I was looking though a bin of used books recently when I noticed one entitled Are Men Necessary? by syndicated columnist Maureen Dowd. “Ha,” I thought, “so long as spiders get into bathtubs, men will be necessary.” Since it was only $2.99, I went ahead and bought it, just to see where we currently stand in the age-old battle of the sexes.
The book is about as appealing to me as knitting. Like yarn, it’s sort of “fuzzy” and like knitting it is put together in an incomprehensible way (incomprehensible, at least, to a man). But it was interesting to read about how this experienced and respected writer, who has taken on many of the most powerful men in our government, wilted in the lobby of a hotel in Saudi Arabia. She was there to interview a Saudi VIP and thought she was dressed appropriately, wearing a pink dress and matching head scarf. But apparently no one in Saudi Arabia has ever seen the color pink in public before. The recriminating looks of the men in the lobby caused Ms. Dowd to flee back to her room and change into a burqua.
Ms. Dowd commented, “With the loss of interest in the abilities of women, the cradle of civilization … fell behind economically and culturally, simply proving that societies need the participation of women to prosper in every way.”
Her remark reminded me of stories I’ve read about the first settlers in the Boone County area. Many of the men who came here to “stake their claim” were perfectly content to sleep under their wagons at night. But they knew full well this would never suit their wives. And so they built sod houses and dugouts so they could bring their families here.
Soddies weren’t much better than living under a wagon. They were overrun in the late summer by bed bugs (as were Native American earthlodges). Earthworms would fall from the ceiling whenever and wherever they pleased. And sod houses tended to dissolve in heavy rain.
It was every woman’s dream to live in a wood frame house, and so the men hauled lumber from Columbus. Women made their families’ clothing, so they had to have access to cloth. Women cooked the meals, so they had to have access to more than prairie turnips and corn meal. And so general stores soon appeared.
With her husband in the field and no close neighbors, women grew lonely. Men would buy their wives birds to keep them company. This didn’t always help — many pioneer women actually had nervous breakdowns. Those women not content with a bird and small children for company began forming societies — reading groups, music clubs, sewing circles, church guilds.
It was the women who “civilized” the Plains — had it been left to the men, we’d still be living under wagons. It was the influence of the women and their concern for their children’s well-being that led to wood-frame housing, the proliferation of schools, improvements in sanitation and health care, and the growth of a diverse retail sector.
Not that men weren’t necessary, but women’s and their families’ needs were the driving force behind the development of the Great Plains. It was women who “knitted” the fabric of society together, sometimes in ways incomprehensible to men.
As readers of this column know, I’m a strong advocate of applying the lessons of the past in dealing with the future.
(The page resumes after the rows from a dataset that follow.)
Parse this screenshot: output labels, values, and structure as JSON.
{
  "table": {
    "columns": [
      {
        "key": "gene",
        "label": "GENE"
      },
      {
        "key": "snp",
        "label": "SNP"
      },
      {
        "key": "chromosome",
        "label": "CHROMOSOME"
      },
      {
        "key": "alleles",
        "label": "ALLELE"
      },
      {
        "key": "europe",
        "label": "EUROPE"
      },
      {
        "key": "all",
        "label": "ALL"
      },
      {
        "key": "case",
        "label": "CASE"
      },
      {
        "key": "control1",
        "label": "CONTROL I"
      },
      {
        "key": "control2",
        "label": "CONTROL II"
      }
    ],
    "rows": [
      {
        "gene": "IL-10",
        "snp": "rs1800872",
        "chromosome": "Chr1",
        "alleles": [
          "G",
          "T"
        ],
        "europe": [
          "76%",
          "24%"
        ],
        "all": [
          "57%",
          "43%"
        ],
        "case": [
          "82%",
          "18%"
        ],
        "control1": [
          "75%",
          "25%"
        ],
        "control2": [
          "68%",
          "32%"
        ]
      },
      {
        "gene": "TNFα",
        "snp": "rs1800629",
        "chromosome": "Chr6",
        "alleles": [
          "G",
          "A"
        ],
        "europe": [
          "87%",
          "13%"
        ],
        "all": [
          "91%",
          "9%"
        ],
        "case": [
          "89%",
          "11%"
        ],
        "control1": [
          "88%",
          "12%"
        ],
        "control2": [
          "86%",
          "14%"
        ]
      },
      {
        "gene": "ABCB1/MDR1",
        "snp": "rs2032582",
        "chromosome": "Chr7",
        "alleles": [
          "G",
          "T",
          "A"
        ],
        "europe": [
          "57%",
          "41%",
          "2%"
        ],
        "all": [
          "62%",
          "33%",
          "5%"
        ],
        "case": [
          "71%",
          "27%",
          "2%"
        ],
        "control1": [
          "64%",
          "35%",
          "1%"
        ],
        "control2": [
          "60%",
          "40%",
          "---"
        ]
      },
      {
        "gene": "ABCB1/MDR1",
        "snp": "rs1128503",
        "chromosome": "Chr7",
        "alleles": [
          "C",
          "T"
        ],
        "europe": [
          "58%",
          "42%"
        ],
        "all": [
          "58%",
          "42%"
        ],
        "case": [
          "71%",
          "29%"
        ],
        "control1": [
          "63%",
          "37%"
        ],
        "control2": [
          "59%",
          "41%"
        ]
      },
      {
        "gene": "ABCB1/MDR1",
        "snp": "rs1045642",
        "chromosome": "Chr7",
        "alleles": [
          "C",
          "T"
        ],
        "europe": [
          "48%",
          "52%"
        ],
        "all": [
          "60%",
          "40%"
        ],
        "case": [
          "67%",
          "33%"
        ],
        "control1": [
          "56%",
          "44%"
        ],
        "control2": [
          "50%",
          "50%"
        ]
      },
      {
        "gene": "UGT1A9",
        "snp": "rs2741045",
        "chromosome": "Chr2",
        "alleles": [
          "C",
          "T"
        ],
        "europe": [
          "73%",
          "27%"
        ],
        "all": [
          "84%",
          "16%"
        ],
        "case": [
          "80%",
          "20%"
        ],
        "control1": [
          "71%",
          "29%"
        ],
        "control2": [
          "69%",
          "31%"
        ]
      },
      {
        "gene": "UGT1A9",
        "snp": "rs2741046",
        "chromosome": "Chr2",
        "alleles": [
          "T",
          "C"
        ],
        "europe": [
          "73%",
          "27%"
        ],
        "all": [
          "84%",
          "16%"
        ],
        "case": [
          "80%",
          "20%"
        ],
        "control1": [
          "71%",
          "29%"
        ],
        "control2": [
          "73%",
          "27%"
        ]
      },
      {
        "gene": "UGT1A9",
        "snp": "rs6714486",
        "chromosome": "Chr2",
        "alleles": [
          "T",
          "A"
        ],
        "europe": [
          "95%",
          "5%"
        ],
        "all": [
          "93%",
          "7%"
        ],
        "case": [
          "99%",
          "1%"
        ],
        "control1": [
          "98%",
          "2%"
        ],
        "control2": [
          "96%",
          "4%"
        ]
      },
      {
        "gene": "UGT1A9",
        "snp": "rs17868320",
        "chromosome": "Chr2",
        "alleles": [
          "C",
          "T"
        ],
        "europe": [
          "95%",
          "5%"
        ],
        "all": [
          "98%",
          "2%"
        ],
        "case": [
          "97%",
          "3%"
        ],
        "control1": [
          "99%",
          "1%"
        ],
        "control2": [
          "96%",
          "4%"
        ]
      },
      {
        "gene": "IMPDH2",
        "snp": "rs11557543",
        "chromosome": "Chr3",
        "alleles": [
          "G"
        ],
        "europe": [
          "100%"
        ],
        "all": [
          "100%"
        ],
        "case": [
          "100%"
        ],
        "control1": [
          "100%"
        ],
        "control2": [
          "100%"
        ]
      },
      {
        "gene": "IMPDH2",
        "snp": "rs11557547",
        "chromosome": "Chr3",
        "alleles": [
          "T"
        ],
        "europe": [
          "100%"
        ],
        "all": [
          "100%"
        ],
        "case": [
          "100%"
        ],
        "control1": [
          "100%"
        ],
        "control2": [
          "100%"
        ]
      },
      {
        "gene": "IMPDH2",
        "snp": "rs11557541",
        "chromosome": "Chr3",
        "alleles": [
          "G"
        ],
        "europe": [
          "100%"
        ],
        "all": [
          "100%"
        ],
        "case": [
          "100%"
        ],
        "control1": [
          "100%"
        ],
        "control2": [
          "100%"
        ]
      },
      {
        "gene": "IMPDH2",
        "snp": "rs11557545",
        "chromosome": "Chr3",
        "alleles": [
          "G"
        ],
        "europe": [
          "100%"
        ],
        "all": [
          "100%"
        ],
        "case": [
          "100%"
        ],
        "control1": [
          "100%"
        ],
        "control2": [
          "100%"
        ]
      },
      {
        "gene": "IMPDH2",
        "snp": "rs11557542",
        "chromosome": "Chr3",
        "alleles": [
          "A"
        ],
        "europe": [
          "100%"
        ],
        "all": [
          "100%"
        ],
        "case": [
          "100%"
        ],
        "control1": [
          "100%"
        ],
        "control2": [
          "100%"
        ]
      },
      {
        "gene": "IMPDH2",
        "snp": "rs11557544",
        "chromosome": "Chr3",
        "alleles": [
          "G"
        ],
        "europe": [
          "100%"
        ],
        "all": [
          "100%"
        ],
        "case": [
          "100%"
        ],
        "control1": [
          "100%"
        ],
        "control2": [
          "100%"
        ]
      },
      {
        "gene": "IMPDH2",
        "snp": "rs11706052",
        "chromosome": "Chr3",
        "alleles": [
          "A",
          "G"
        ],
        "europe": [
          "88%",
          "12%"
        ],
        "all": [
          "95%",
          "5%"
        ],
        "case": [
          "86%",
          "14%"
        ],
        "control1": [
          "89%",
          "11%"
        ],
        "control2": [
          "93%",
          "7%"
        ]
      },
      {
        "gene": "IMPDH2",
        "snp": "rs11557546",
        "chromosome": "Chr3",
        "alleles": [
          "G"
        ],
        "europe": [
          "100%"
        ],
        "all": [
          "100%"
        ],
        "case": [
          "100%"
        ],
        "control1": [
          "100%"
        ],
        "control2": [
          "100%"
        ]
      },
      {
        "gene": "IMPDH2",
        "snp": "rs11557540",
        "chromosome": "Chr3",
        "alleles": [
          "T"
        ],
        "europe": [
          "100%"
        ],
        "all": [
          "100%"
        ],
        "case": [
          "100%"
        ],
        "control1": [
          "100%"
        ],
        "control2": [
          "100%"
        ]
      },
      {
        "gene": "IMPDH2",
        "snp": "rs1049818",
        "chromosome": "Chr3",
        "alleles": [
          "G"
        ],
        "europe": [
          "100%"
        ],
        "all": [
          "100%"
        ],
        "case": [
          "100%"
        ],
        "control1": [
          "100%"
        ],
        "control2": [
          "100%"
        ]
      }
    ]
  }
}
The pioneers faced far greater challenges in settling this region than we face in revitalizing it, but neither task is simple. By reflecting on the vision that drove the original pioneers, by remembering how hard they worked and what they accomplished, we can find inspiration for today.
One primary lesson of the pioneers is the importance of women. In my last column I mentioned how rural areas are losing people ages 25 to 49 — people raising families. This is resulting in a rural “baby bust” — 20 years from now there will be no one left. With last year’s increase in births at Boone County Health Center this area is bucking the trend, but overall, rural births are a cause for concern.
To reverse this sobering trend rural areas need to become as “family friendly” as possible. To do this, we need to pay every bit as much attention to the needs and concerns of women as we do to attracting new businesses.
People are “consumers of place” and women make most of the decisions regarding where their family lives. We can’t make the mistake the Arab world has and not include women in our “re-pioneering“ efforts. Ms. Dowd is right — “societies need the participation of women to prosper.”